Not wanting to wait for an ambulance, he sought help from bystanders. A stranger offered his car and they drove toward a hospital.
“At that time, I didn’t know whether my wife was still alive or not,” he said.
On the way, they came across an ambulance and his wife was transferred to it.
“When we brought her from the car, I could see that her mouth was still moving. . . . But the hospital was very far — too far — away from the site of our accident.”
At the hospital, a doctor told him they had to remove the baby in an effort to save her, and a few minutes later he was told his wife had passed away.

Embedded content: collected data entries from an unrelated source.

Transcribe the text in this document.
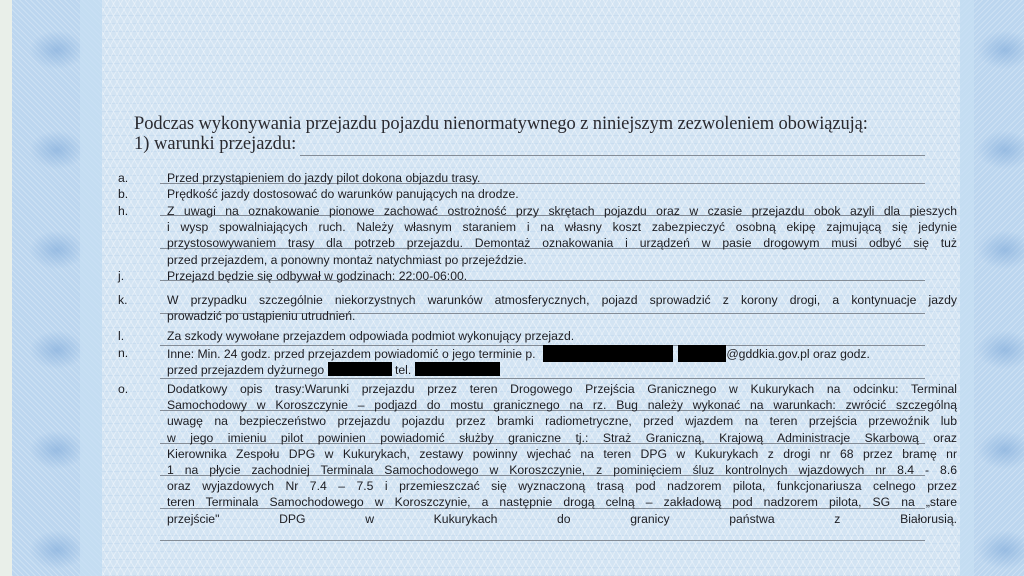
Podczas wykonywania przejazdu pojazdu nienormatywnego z niniejszym zezwoleniem obowiązują:
1) warunki przejazdu:
a.	Przed przystąpieniem do jazdy pilot dokona objazdu trasy.
b.	Prędkość jazdy dostosować do warunków panujących na drodze.
h.	Z uwagi na oznakowanie pionowe zachować ostrożność przy skrętach pojazdu oraz w czasie przejazdu obok azyli dla pieszych
i wysp spowalniających ruch. Należy własnym staraniem i na własny koszt zabezpieczyć osobną ekipę zajmującą się jedynie
przystosowywaniem trasy dla potrzeb przejazdu. Demontaż oznakowania i urządzeń w pasie drogowym musi odbyć się tuż
przed przejazdem, a ponowny montaż natychmiast po przejeździe.
j.	Przejazd będzie się odbywał w godzinach: 22:00-06:00.
k.	W przypadku szczególnie niekorzystnych warunków atmosferycznych, pojazd sprowadzić z korony drogi, a kontynuacje jazdy
prowadzić po ustąpieniu utrudnień.
l.	Za szkody wywołane przejazdem odpowiada podmiot wykonujący przejazd.
n.	Inne: Min. 24 godz. przed przejazdem powiadomić o jego terminie p.	@gddkia.gov.pl oraz godz.
przed przejazdem dyżurnego	tel.
o.	Dodatkowy opis trasy:Warunki przejazdu przez teren Drogowego Przejścia Granicznego w Kukurykach na odcinku: Terminal
Samochodowy w Koroszczynie – podjazd do mostu granicznego na rz. Bug należy wykonać na warunkach: zwrócić szczególną
uwagę na bezpieczeństwo przejazdu pojazdu przez bramki radiometryczne, przed wjazdem na teren przejścia przewoźnik lub
w jego imieniu pilot powinien powiadomić służby graniczne tj.: Straż Graniczną, Krajową Administracje Skarbową oraz
Kierownika Zespołu DPG w Kukurykach, zestawy powinny wjechać na teren DPG w Kukurykach z drogi nr 68 przez bramę nr
1 na płycie zachodniej Terminala Samochodowego w Koroszczynie, z pominięciem śluz kontrolnych wjazdowych nr 8.4 - 8.6
oraz wyjazdowych Nr 7.4 – 7.5 i przemieszczać się wyznaczoną trasą pod nadzorem pilota, funkcjonariusza celnego przez
teren Terminala Samochodowego w Koroszczynie, a następnie drogą celną – zakładową pod nadzorem pilota, SG na „stare
przejście" DPG w Kukurykach do granicy państwa z Białorusią.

It was only later that he came to know the cause of death was metal shards from the airbag.
“The postmortem confirmed that it was from the airbag. . . . I said I don’t want to see the thing that killed her.”
“The airbag is supposed to save life in the case of emergency, but why is it the opposite? It killed two lives. If you see the picture of the car, (the collision) was not so serious.”
In November, Takata Corp. said in a statement that Honda Motor Co. had filed recall notifications in several countries, including Japan.
“This recall is being conducted because an investigation into an accident that occurred in Malaysia in July 2014 found that the moisture absorption control of the gas generating agent in some driver seat airbags had not been correctly implemented at the time of the manufacture,” the statement said.
“As a result . . . an inflator canister may rupture when the airbag deploys,” it said in the statement, which also “offered our deepest condolences to the victim who lost her life in the accident.”
Four deaths in four separate accidents in the United States have also reportedly been linked to Takata air bags installed in Honda vehicles.
“Because of what happened to us also . . . this is a wake-up call for the car companies,” Caido said.
“The main thing here is the safety of people. This is about life. Life is fragile. A single thing happened, accident, gone . . . so you need to be aware of this faulty airbag.”
Caido and his wife met in 2004 when he was 31 and working as a dance and aerobics teacher. She was 33 and a piano teacher. They married five years later.
She had bought the secondhand Honda car around 2005. It was in good condition and given no problems until the day of the accident, he said.
“Deep inside my heart I am still aching. It’s very painful, it still haunts me, the accident,” he said.